Warning featured on 'Interagency Visitor/Travel Map - Southwest Montana East Half'
Warning featured on 'Interagency Visitor/Travel Map – Southwest Montana East Half'

Take Q Fever as an example.  How many people realize that domestic sheep herds grazed on public lands pose a risk of a bacteria to recreationists and laborers that is considered possibly the most infectious disease in the world ? It’s even described as a potential biological weapon.

Alvaro Bedoya transcribes an account of one sheepherder’s experience with illness in his must-read essay Captive Labor:

One day, I fell sick and my bones ached… and I had a very strong fever. I asked the campero [manager] to visit the doctor. He said, “Go to your tent and don’t come out.” I asked him [again] and he just gave me three pills and told me, “Go to your tent and don’t come out.”

And I wanted to see the doctor, but the money wasn’t enough. I couldn’t leave, anyway, not without the campero’s permission.
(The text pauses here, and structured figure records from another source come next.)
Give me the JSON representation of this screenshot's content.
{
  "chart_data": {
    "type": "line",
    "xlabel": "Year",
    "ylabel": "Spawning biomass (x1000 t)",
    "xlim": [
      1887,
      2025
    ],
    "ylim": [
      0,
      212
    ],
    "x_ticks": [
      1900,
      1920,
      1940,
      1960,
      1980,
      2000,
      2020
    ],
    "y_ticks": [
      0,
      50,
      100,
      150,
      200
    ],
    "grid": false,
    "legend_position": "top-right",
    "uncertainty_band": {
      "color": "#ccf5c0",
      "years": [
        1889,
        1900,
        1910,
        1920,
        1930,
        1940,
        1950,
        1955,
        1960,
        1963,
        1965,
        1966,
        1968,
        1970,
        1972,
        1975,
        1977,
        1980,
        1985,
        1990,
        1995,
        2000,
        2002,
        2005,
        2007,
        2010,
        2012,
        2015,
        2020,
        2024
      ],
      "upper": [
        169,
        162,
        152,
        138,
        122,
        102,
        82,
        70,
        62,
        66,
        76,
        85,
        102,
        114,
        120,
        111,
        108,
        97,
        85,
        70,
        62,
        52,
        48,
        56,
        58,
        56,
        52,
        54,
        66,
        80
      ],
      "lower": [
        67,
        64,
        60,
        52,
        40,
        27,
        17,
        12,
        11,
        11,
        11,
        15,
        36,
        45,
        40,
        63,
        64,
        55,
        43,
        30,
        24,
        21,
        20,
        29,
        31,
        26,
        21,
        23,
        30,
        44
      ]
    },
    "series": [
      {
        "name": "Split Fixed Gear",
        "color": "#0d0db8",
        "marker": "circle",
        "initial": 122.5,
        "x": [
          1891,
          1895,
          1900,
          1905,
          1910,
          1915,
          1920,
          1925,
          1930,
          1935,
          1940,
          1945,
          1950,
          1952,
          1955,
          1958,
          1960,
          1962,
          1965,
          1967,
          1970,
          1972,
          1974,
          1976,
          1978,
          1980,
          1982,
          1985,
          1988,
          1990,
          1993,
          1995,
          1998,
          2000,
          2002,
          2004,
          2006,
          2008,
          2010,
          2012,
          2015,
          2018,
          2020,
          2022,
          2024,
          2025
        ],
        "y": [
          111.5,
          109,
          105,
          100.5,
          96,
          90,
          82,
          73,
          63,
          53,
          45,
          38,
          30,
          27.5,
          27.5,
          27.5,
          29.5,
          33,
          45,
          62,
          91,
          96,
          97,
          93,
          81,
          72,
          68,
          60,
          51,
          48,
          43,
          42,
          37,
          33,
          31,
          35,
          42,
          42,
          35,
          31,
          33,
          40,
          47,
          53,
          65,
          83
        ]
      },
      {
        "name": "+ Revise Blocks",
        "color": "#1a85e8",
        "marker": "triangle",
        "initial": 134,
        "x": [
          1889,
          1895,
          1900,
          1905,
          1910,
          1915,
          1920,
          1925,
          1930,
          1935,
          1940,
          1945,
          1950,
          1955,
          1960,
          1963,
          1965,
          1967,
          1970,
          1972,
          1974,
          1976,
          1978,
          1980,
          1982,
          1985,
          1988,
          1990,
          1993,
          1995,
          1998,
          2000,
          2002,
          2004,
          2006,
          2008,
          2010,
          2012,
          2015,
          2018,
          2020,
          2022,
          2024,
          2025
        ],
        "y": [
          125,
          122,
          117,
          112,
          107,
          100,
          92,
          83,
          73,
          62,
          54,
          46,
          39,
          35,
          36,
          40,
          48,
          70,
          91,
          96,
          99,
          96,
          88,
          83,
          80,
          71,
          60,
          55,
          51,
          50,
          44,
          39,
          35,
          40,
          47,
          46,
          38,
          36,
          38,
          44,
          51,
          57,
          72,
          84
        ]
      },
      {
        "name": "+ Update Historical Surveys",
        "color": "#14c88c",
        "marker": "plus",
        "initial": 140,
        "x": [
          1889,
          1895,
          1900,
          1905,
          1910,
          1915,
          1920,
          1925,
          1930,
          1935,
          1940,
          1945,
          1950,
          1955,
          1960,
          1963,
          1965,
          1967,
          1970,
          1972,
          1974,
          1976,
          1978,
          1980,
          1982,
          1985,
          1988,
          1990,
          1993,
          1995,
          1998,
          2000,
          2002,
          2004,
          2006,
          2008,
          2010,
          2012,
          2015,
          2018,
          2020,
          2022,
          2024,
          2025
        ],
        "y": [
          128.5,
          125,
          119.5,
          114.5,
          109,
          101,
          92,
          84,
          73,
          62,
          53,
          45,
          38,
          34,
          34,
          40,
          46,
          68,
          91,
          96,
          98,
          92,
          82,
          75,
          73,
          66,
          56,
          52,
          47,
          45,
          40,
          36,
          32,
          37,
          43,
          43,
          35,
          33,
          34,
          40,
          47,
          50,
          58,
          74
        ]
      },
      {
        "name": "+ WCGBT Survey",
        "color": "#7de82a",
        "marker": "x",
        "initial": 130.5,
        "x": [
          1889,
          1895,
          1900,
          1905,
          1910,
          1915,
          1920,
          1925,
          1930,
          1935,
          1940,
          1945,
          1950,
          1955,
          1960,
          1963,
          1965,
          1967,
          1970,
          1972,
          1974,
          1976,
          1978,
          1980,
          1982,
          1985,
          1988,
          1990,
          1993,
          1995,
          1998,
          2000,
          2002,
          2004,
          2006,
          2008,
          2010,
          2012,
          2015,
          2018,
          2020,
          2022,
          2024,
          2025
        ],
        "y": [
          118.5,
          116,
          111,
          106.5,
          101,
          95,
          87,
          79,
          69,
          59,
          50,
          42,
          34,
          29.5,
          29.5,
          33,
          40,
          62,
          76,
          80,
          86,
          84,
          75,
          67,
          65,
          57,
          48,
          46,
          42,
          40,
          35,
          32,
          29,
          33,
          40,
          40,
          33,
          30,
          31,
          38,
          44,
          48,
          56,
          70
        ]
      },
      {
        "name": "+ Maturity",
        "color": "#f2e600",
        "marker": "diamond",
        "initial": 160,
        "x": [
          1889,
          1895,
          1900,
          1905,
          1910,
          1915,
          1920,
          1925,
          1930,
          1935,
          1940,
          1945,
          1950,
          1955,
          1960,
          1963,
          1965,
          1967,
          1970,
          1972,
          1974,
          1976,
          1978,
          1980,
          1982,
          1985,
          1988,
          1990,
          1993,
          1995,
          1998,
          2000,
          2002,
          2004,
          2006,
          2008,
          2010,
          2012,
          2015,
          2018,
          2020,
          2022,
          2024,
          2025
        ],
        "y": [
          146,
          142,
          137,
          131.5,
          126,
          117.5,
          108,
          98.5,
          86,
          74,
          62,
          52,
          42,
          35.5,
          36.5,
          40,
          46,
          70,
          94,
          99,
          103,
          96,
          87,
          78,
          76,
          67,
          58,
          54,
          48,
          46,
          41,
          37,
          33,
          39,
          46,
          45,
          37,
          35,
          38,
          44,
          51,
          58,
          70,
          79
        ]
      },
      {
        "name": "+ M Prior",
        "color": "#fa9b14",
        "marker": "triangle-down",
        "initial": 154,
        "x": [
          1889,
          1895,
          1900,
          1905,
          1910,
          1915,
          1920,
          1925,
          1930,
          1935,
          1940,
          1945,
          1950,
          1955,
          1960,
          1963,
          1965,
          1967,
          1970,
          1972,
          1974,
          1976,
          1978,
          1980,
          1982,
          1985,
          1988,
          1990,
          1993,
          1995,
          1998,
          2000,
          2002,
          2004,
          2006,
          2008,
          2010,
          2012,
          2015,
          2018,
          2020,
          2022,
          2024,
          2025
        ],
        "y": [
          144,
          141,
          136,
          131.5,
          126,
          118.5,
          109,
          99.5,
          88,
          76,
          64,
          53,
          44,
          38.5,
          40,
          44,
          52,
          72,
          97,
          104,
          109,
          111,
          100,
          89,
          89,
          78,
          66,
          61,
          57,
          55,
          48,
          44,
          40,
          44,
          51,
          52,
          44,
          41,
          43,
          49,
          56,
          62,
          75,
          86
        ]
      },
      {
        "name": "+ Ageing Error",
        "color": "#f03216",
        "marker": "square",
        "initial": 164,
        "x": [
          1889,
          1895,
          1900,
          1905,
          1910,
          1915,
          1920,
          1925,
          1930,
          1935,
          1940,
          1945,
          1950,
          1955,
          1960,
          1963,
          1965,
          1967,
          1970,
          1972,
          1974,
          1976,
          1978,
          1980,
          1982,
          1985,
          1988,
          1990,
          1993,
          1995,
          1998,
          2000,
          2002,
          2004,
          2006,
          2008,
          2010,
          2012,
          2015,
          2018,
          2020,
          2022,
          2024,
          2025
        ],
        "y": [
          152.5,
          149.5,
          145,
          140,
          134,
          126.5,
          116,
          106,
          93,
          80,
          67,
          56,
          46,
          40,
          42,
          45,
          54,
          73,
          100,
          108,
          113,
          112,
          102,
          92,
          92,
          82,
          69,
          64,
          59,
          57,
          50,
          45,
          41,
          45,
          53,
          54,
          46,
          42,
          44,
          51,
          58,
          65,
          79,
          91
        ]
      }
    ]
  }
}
I tried to cure my fever with some plants I picked… a friend of mine showed me how… but I just kept on shaking. It didn’t stop until [three days later].

Nowadays I try to keep myself warm, but sometimes during the lambing season you have to be up all night, or so early in the morning that it doesn’t matter what you’re wearing. I just don’t want to get sick again. Maybe the campero would take me to the doctor this time.
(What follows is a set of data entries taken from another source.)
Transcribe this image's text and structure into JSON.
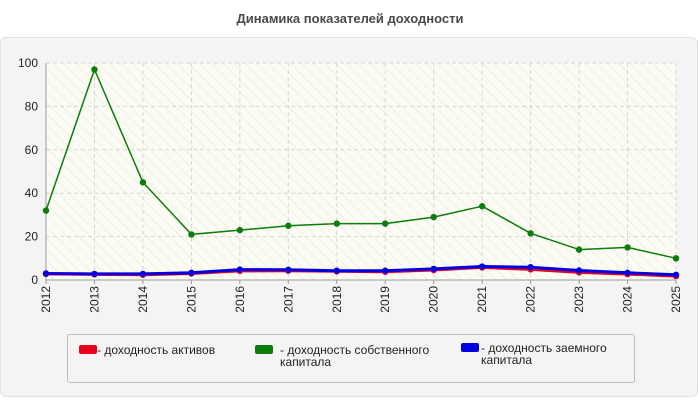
{
  "chart_data": {
    "type": "line",
    "title": "Динамика показателей доходности",
    "xlabel": "",
    "ylabel": "",
    "categories": [
      "2012",
      "2013",
      "2014",
      "2015",
      "2016",
      "2017",
      "2018",
      "2019",
      "2020",
      "2021",
      "2022",
      "2023",
      "2024",
      "2025"
    ],
    "ylim": [
      0,
      100
    ],
    "yticks": [
      0,
      20,
      40,
      60,
      80,
      100
    ],
    "grid": true,
    "legend_position": "bottom",
    "series": [
      {
        "name": "- доходность активов",
        "color": "#e8001c",
        "values": [
          2.8,
          2.6,
          2.4,
          3.0,
          4.2,
          4.3,
          4.0,
          3.8,
          4.6,
          5.8,
          4.9,
          3.5,
          2.7,
          1.8
        ]
      },
      {
        "name": "- доходность собственного капитала",
        "color": "#0a7d0a",
        "values": [
          32.0,
          97.0,
          45.0,
          21.0,
          23.0,
          25.0,
          26.0,
          26.0,
          29.0,
          34.0,
          21.5,
          14.0,
          15.0,
          10.0
        ]
      },
      {
        "name": "- доходность заемного капитала",
        "color": "#0000e0",
        "values": [
          3.0,
          2.8,
          2.8,
          3.3,
          4.8,
          4.7,
          4.3,
          4.3,
          5.1,
          6.2,
          5.9,
          4.4,
          3.3,
          2.4
        ]
      }
    ]
  }
}
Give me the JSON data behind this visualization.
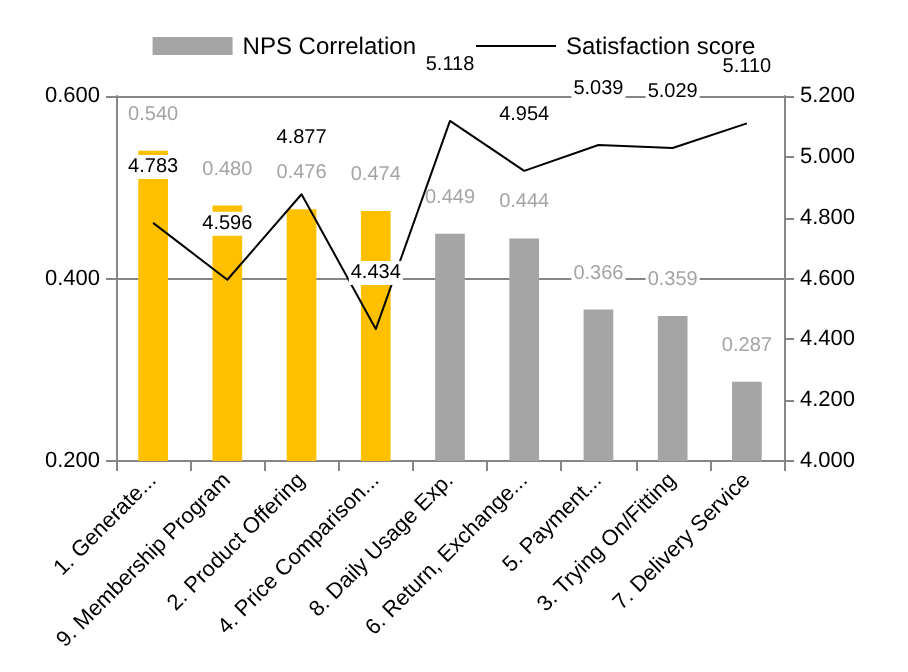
{
  "chart_data": {
    "type": "bar",
    "categories": [
      "1. Generate...",
      "9. Membership Program",
      "2. Product Offering",
      "4. Price Comparison...",
      "8. Daily Usage Exp.",
      "6. Return, Exchange...",
      "5. Payment...",
      "3. Trying On/Fitting",
      "7. Delivery Service"
    ],
    "series": [
      {
        "name": "NPS Correlation",
        "color": "#a5a5a5",
        "colors": [
          "#ffc000",
          "#ffc000",
          "#ffc000",
          "#ffc000",
          "#a5a5a5",
          "#a5a5a5",
          "#a5a5a5",
          "#a5a5a5",
          "#a5a5a5"
        ],
        "values": [
          0.54,
          0.48,
          0.476,
          0.474,
          0.449,
          0.444,
          0.366,
          0.359,
          0.287
        ],
        "value_labels": [
          "0.540",
          "0.480",
          "0.476",
          "0.474",
          "0.449",
          "0.444",
          "0.366",
          "0.359",
          "0.287"
        ]
      },
      {
        "name": "Satisfaction score",
        "type": "line",
        "axis": "y2",
        "color": "#000000",
        "values": [
          4.783,
          4.596,
          4.877,
          4.434,
          5.118,
          4.954,
          5.039,
          5.029,
          5.11
        ],
        "value_labels": [
          "4.783",
          "4.596",
          "4.877",
          "4.434",
          "5.118",
          "4.954",
          "5.039",
          "5.029",
          "5.110"
        ]
      }
    ],
    "ylim": [
      0.2,
      0.6
    ],
    "yticks": [
      {
        "value": 0.2,
        "label": "0.200"
      },
      {
        "value": 0.4,
        "label": "0.400"
      },
      {
        "value": 0.6,
        "label": "0.600"
      }
    ],
    "y2lim": [
      4.0,
      5.2
    ],
    "y2ticks": [
      {
        "value": 4.0,
        "label": "4.000"
      },
      {
        "value": 4.2,
        "label": "4.200"
      },
      {
        "value": 4.4,
        "label": "4.400"
      },
      {
        "value": 4.6,
        "label": "4.600"
      },
      {
        "value": 4.8,
        "label": "4.800"
      },
      {
        "value": 5.0,
        "label": "5.000"
      },
      {
        "value": 5.2,
        "label": "5.200"
      }
    ],
    "grid": "y",
    "legend": "top",
    "marker": "none",
    "line_style": "solid"
  }
}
The same is true of labor.  Sheepman have been getting away with providing substandard working conditions for their laborers – indentured servitude – and paying below minimum wage for 24 hour/day 7 days/week labor as described both in the NYT article and Captive Labor.
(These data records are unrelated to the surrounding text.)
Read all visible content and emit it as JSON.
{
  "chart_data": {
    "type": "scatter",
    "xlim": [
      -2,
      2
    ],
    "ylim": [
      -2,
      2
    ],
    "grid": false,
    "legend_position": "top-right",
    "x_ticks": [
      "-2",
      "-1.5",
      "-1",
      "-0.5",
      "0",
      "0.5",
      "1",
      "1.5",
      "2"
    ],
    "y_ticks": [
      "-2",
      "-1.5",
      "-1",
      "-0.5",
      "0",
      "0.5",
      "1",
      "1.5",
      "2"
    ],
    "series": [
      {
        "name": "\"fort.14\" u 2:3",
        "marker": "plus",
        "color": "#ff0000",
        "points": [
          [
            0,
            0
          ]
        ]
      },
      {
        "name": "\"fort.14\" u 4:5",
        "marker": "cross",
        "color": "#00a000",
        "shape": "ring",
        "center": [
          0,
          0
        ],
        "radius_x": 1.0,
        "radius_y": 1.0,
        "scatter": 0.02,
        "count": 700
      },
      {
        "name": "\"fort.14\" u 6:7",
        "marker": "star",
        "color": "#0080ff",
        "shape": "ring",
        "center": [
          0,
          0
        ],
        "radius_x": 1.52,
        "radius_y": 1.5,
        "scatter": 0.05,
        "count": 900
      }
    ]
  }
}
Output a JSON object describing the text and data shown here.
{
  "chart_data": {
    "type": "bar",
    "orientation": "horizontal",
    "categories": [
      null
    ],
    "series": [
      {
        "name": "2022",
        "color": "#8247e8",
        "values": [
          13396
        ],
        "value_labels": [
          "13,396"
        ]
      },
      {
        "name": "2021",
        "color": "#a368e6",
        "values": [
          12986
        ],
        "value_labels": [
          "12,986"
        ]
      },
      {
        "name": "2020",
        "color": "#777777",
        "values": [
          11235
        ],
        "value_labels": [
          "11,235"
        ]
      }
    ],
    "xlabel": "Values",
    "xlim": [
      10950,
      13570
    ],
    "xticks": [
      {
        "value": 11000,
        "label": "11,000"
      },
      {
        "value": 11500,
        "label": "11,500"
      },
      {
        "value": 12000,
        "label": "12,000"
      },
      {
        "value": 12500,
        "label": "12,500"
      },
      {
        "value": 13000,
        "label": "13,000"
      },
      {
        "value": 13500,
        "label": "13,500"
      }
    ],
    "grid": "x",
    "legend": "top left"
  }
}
Given all the costs to our environment, wildlife, the public-dole, and the most basic labor standards – to human rights – It’s time to pull the cord on this destructive public-land sheep-grazing industry.






  1. kt Avatar

    Thank you for posting this, Brian.

    This shines a light on the true character and brutality of the western public lands sheep ranchers – a very small number of pampered, grossly subsidized (with OUR tax dollars) destroyers of watersheds and wildlife. Are THESE the stewards of the earth that Interior Secretary and rancher apologist Ken salazar was bloviating about to Newsweek when he bloviated about ranchers being the original “stewards” of the earth, or something?

    Despicable. Why didn’t the New York Time just call the herders slaves? Some aren’t being paid, and they do not even have warm clothes to endure the Wyoming winters. WHEN will the Obama administration crack down on this form of human bondage – for which the welfare sheepmen pay a munificent $1.35 a month to graze five head of sheep and however many lambs they can suckle on our public lands?

    And … my heart goes out to the dogs, too.

  2. Ralph Maughan Avatar

    The sheep operators just hate it if you can speak Spanish and interact with the herders; or do something like bring them a coat.

    . . . and do you think the owners of the sheep tell the herders how to avoid losing sheep to wolves?

    If a woman gets to know the herders, the word will be spread by the operators that she is a whore.

  3. Anthony Criscola Avatar
    Anthony Criscola

    This is a national disgrace. I’m sure our public officials read the Times, but will they do anything about it? Probably not.

  4. chuck parker Avatar
    chuck parker

    Ranchers think it’s OK to treat sheepherders based on the the Fair Labor Standards Act of 1938, but they drive around in 2008 trucks. Their ranch homes have 2008 satellite TV. Computers, dishwashers and clothes dryers. What hypocrites.

    $750 a month = $25 a day, = $3.13 an hour for an 8 hour day. But sheepherders work a 24 hour day. That’s a little over a buck an hour. Of course you normally pay time and a half for anything over 8 hours a day or 40 hours a week. Ranchers are paying sheepherders slave labor rates. From 1938.

    Of course ranchers would argue that it’s a tradition. Part of our western heritage.

  5. Ken Cole Avatar

    It was also tradition to shoot them “Injuns” on sight. Tradition is not synonymous with Right.

  6. Rick Hammel Avatar
    Rick Hammel

    No one has mentioned the very small trailers that the herders are forced to live in, called sheep camps. They are about half the size of a normal 13 foot camping trailer, without the normal amenities of a bathroom or kitchen. I look at them as inhumane.